Friday, June 28, 2013

The LeConte Trip, Day 3 of 3


 To tell you the truth, on our winter trips to Mt. LeConte  I rarely walked to Myrtle Point or Cliff Top to see a LeConte winter sunrise or sunset, partly because I was cold and tired, partly because I had explored LeConte’s ridgetop during other seasons, but mainly because winter hiking in the Smokies provides so many great views, I just didn’t feel the need to walk to one of LeConte’s extremities to see another. I’d have been doing it just to say I’d done it, and that’s something I quit doing several years ago when I realized that I wasn’t going to do anything in life so rare and fabulous that I’d be able to impress folks with the tale of my achievement. Now I just hike or fish or whatever if it’s something that I’ll enjoy or learn from. Besides, all the really good stuff has already been done – first man on the moon, first person to climb Everest, first person to hike the entire AT. Just thumb through any Book of World Records to see all the stupid, pointless activities that people are pursuing, just to say they’ve done it – balancing spinning plates on poles, eating hot dogs, burping the alphabet. I just paused and visited a world records website. Did you know that a guy ate 36 cockroaches in less than one minute to break the old record? How do you practice for something like that?

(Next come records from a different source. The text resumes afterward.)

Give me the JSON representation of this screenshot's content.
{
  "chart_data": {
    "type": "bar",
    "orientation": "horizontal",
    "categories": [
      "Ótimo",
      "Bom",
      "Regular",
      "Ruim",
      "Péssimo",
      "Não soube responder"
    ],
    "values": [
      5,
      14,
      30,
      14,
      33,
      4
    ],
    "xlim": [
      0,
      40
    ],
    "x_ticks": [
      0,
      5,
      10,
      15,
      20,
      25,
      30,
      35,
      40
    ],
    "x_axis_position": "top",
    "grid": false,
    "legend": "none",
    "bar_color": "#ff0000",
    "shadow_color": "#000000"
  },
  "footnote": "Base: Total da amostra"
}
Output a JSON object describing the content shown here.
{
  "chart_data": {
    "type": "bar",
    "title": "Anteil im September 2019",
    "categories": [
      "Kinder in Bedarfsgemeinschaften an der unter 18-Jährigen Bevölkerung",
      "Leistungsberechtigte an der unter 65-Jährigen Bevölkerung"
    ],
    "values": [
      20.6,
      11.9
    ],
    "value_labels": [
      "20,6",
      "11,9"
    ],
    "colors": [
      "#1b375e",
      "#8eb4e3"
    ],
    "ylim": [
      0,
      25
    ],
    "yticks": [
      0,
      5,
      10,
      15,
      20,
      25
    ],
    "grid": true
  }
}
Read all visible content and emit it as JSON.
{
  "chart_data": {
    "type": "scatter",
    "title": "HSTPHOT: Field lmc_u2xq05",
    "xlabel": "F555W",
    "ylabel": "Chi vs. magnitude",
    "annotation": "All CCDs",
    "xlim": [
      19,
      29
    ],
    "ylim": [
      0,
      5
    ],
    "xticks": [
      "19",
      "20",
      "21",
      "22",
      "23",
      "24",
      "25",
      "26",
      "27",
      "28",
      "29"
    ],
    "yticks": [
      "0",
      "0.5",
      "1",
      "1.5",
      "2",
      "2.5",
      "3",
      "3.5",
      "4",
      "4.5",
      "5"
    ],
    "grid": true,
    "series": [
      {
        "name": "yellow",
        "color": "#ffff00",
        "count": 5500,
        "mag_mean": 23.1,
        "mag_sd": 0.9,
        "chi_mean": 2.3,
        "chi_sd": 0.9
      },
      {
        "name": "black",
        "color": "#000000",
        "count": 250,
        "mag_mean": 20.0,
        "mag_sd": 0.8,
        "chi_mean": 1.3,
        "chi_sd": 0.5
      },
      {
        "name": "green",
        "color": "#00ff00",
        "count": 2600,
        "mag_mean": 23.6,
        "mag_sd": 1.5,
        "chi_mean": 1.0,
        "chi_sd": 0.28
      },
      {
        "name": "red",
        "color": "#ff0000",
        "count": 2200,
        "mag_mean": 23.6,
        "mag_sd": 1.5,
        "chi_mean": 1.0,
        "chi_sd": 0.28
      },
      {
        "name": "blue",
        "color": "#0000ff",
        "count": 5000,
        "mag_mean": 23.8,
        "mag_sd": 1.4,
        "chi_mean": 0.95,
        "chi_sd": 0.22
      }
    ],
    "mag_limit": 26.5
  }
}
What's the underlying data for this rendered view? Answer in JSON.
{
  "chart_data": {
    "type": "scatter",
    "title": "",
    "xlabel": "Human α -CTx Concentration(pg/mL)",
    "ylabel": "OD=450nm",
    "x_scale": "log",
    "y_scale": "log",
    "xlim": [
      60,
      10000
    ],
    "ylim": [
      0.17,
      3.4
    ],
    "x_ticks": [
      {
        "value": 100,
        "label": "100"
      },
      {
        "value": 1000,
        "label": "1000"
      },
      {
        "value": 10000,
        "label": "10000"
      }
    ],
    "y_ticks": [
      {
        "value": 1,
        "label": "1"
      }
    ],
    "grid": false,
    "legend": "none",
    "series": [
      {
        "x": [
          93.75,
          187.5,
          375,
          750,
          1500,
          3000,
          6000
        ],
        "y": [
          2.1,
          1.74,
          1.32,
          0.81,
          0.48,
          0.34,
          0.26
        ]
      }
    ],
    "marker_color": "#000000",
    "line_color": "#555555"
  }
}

After our night on LeConte, we always hiked back down to the main road via Alum Cave Trail. This is a very popular trail, and for good reason. It’s one of the best, most varied, most dramatic trails in the park. A lot of people who hike up this trail get only as far as Alum Cave, an impressively large, rock theatre about half way up this five mile trail. It’s a nice spot, but those who stop here miss the best part of this trail.  If you do this hike, don’t turn around at Alum Cave. Make the commitment to go all the way to the top. While you are on the top, visit Cliff Top and Myrtle Point. Trust me on this one.

My favorite part of Alum Cave Trail on our winter trips was that it’s all downhill. My second favorite part is the section of trail that’s cut into a vertical cliff. There’s a hand cable bolted into the rock. The trail is about two or three feet wide and the drop-off to your right is steep and long. It’s awesome, if you don’t slip on the ice that inevitably covers it in January. No, actually the risk is precisely what makes it awesome. Just don’t let go of the cable.

Also awesome are the views from LeConte, from Charlies Bunion, and from Alum Cave Trail. It was on one of these LeConte Trips that we began experimenting with various, colorful adjectives to describe these views. I won’t go into the lurid details. Let’s just say “Boys will be boys” and leave it at that.  

Just so you won’t get the wrong impression, we also discussed a lot of politics and theology, too. We were still trying to figure out why the world was so screwed up and where we stood in it. Over thirty years later, I’m still wrestling with many of the same questions. I’d like to get all mystical here and say that a few days in the Smokies will clear your head and help you to understand reality and your place in the universe. Unfortunately, that never quite happened to me. My time in the Smokies has been a mixture of fatigue, relaxation, meditation, and education. It’s been fine fellowship with some good friends. In some sense, it is always a spiritual time, and I have had some epiphanies, but nature hasn’t given me the answers to life’s great questions.

Maybe that’s all you can expect from the Smokies, but for me that’s enough.